With Strict Rules and Tough Love, Texas Clinic Treats Eating Disorders Like Drug Addiction
Founder says problem for both over- and undereaters is in mind, not stomach.
Sept. 7, 2011 -- Ashley Morgan is in hour three of her daily four-hour workout. She runs on a treadmill in her storage unit, which is locked. She is ashamed to be seen.
The 22-year-old from Abilene, Texas, is so afraid of getting fat, every bite is a battle. Morgan has been bulimic for many years, so what goes down almost automatically comes back up.
"I couldn't keep my snack down, and I had to run to the nearest trash can," she said in an interview with "Nightline" anchor Cynthia McFadden.
Twelve hundred miles north, Marco Hernandez, a police officer just outside Detroit, has what seems to be the opposite problem.
"I eat a lot. … Things just got out of control. It's kind of like wallowing at the bottom of a pit," he said.
Hernandez is 39 years old and a father of three. He is worried about taking his kids down that pit with him.
"I wonder … is [my son] eating a lot because he's growing, or is he eating a lot because he sees the things I do?" he said.
Hernandez and Morgan are about to meet in a little West Texas town called Buffalo Gap. Four others will join them. The six will check into Shades of Hope, an eating-disorder clinic, for a week of intensive treatment.
"I will make you a promise. … If you will do the things that you're taught to do here this week, there is absolutely zero failure to it," said Tennie McCarty, who founded Shades of Hope out of her kitchen 24 years ago. Then she added, "It is the hardest thing you will ever do in your life."

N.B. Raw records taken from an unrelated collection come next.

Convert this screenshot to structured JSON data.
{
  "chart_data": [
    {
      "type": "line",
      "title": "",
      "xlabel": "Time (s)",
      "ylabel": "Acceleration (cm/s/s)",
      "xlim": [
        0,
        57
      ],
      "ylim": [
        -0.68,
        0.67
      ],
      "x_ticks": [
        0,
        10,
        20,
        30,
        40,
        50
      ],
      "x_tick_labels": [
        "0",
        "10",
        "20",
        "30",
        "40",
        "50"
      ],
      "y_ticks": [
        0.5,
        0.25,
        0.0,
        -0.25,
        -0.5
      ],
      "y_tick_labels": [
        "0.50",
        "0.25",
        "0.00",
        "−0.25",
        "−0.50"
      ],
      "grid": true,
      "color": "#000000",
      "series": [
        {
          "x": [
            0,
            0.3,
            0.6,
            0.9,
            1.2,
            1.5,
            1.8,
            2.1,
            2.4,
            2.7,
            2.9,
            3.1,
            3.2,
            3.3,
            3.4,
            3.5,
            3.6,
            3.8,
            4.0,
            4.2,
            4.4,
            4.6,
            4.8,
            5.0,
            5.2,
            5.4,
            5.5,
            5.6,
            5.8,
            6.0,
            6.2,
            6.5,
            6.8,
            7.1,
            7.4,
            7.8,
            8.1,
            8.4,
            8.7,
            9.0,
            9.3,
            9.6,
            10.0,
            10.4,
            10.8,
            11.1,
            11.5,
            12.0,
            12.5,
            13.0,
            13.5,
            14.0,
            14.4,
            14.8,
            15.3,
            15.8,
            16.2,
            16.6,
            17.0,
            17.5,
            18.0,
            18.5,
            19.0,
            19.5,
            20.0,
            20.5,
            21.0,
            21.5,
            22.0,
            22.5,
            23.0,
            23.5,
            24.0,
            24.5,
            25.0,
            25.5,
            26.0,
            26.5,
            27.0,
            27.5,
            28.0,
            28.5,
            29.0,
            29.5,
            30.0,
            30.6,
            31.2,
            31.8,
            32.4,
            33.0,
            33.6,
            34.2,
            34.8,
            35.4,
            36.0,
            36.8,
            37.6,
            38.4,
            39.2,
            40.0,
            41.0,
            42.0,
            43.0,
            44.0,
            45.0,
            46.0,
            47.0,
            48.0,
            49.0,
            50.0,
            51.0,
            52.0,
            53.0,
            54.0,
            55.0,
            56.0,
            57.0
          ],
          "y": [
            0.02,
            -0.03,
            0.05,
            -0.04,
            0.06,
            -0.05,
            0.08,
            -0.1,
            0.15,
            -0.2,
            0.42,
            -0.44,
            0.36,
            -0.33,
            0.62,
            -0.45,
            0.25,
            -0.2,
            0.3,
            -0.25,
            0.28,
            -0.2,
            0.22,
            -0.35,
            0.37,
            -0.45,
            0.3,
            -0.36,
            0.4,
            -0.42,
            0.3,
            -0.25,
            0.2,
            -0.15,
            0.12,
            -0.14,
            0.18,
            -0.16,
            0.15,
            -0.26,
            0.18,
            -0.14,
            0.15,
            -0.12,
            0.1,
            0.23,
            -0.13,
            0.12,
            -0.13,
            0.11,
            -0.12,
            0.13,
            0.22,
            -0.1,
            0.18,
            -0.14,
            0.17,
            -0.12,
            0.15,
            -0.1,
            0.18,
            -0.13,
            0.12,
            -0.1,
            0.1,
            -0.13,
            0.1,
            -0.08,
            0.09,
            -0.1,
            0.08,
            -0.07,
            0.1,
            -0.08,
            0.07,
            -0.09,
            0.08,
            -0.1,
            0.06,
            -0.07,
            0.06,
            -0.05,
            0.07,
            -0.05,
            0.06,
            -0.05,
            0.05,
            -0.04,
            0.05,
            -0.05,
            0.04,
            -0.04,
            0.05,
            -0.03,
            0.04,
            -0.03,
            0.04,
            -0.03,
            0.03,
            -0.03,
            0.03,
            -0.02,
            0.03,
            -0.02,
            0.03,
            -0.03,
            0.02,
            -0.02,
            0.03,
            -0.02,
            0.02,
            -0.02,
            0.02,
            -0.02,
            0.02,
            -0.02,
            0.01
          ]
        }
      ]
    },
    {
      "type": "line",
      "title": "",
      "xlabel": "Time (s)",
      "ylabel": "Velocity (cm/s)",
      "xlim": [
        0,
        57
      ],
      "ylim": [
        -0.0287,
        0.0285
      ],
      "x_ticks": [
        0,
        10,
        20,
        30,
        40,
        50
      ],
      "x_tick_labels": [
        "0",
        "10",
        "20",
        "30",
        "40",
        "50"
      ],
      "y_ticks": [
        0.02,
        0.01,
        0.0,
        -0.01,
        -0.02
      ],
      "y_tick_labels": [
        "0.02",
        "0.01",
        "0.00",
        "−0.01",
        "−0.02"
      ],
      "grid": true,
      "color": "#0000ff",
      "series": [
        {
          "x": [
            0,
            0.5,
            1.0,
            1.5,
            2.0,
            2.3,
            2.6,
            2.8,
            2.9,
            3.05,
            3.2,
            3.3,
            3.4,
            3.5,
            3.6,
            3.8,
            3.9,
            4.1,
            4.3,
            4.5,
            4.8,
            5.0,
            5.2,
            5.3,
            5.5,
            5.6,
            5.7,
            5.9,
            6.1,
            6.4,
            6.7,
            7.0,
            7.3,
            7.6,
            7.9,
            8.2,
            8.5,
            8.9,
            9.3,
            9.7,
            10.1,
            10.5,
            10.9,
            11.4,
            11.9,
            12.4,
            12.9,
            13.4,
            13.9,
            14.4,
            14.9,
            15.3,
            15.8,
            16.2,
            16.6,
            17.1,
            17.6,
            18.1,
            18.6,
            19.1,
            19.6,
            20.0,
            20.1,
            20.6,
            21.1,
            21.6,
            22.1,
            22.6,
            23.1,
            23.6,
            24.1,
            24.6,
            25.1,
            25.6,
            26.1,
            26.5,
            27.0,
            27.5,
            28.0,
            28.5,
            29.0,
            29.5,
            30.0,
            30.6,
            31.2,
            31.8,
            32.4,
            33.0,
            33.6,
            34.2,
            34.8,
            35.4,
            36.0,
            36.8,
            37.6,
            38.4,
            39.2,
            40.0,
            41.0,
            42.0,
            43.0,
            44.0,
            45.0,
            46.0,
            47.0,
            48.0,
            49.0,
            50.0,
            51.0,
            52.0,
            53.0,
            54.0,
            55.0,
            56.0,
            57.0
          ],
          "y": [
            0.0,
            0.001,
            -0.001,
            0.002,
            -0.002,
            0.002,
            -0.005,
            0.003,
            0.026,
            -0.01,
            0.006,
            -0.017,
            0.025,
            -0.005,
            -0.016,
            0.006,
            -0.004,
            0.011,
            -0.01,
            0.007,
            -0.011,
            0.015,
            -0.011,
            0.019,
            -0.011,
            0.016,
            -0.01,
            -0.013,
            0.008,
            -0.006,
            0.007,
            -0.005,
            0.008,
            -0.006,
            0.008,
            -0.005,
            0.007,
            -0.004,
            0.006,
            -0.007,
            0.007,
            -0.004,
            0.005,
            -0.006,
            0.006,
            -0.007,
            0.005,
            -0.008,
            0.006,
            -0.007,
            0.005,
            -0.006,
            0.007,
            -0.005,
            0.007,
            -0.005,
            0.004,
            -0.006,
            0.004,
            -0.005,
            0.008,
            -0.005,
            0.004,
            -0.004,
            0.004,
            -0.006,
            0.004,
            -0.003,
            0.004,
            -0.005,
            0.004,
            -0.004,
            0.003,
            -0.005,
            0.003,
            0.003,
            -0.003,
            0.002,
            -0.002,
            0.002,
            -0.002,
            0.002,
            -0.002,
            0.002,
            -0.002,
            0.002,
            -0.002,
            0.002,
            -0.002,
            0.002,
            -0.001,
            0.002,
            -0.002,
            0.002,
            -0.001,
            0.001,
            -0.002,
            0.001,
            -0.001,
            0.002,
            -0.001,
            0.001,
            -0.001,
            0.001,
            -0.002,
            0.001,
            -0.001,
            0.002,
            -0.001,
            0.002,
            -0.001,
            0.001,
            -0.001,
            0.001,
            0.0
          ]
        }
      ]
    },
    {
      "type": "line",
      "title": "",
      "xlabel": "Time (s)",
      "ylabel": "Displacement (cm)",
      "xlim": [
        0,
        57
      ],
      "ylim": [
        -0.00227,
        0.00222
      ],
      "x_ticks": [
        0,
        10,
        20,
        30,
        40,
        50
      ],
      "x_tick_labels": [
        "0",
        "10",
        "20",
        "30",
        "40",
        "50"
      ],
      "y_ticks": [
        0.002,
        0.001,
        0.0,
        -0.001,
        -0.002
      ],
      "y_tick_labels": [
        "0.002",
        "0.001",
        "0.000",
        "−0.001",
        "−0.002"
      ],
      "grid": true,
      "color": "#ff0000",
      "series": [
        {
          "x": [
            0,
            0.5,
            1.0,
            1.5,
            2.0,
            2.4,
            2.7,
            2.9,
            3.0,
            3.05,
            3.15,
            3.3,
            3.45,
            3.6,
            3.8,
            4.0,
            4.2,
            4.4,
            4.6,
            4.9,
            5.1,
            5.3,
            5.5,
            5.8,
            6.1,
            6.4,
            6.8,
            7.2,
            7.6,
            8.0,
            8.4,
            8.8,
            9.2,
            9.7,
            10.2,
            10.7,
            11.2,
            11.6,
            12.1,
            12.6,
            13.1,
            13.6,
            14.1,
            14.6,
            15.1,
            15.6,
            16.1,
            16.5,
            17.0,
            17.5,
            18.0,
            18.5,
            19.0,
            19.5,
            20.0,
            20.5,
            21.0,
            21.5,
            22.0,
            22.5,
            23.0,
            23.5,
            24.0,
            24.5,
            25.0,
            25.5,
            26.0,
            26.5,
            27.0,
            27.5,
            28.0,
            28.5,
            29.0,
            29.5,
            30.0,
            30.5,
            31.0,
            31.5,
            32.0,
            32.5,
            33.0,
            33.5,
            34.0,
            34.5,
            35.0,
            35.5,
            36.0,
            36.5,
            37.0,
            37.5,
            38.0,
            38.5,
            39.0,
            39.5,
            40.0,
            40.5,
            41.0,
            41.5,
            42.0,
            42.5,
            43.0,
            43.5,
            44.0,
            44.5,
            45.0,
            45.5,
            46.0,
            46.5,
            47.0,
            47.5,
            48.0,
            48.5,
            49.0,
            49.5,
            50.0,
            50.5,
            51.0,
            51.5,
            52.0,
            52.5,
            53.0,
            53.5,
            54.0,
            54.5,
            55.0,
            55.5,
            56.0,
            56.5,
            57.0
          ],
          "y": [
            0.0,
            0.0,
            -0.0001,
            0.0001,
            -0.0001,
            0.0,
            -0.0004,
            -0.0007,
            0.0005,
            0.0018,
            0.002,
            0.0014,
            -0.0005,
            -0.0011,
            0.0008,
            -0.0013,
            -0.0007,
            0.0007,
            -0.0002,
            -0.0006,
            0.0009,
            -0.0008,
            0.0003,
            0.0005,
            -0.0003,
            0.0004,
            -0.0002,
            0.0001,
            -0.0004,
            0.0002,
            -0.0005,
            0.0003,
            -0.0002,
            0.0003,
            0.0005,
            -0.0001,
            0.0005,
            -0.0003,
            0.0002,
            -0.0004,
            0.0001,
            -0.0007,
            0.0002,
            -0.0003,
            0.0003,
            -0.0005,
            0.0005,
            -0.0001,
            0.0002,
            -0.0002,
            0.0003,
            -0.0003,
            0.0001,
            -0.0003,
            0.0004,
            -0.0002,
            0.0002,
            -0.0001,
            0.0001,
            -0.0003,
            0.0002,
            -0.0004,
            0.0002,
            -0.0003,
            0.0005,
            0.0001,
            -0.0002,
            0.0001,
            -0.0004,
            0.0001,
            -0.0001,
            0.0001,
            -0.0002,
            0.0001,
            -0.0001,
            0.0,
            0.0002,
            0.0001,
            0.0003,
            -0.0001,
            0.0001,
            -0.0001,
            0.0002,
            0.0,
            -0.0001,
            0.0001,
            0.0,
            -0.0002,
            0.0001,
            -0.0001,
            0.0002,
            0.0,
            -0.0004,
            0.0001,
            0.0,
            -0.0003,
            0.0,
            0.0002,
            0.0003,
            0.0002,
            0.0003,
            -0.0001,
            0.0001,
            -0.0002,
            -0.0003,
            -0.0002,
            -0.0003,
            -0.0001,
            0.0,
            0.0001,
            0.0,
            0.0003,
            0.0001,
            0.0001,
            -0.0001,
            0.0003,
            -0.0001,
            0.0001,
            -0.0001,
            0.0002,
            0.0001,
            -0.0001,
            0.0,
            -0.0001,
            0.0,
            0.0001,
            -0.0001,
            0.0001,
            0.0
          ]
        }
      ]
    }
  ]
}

McCarty is tough, passionate and dedicated to her philosophy that people who eat too much or too little have the same problem. They have an addiction more powerful than addiction to drugs or alcohol. Their problem is not with their stomach – it's with their head.
For the next six days, the six strangers will eat, sleep and live together like a family. The rules are strict: no alcohol, drugs, caffeine, outside food or chewing gum.
"It's not a fat farm. And it's not a spa," said McCarty.
What it is is a lot closer to drug or alcohol rehab, a field in which McCarty is a licensed counselor.
McCarty has ardent supporters. Others think she's "absolutely nuts," she said.
All six guests are nervous, some about eating too much, others about eating too little. McCarty's rule about eating solves that: No one may leave the table until everyone eats everything on his or plate – no more, no less.
Every day at Shades begins before dawn. McCarty, 68, leads the four overeaters on a vigorous walk. Back at the house, the two undereaters sit on the couch, forbidden from exercise, which they have a tendency to overdo. Tita, a staff member, keeps them honest.
After the walk, several guests need ice packs for headaches, a result of withdrawal from caffeine.
"It's a good reminder that … there's a strong possiblity that processed sugar affects me like a drug, that caffeine affects me like a drug," said Jim, a guest.
McCarty said this cold turkey experience is "one of the hardest things in the world for an eating-disorder person. Some of 'em go through severe detox."
Food and fitness are just two parts of the equation at Shades. The most important part of the day is the group therapy McCarty calls "the work." Each session breaks down what she sees as the psychological aspects of food addiction.
McCarty has them imagine their bodies, then asks partners to trace their actual bodies onto paper. All – overeaters and undereaters – imagine themselves as being bigger than they are. McCarty knows this feeling well -- she once weighed almost 300 pounds.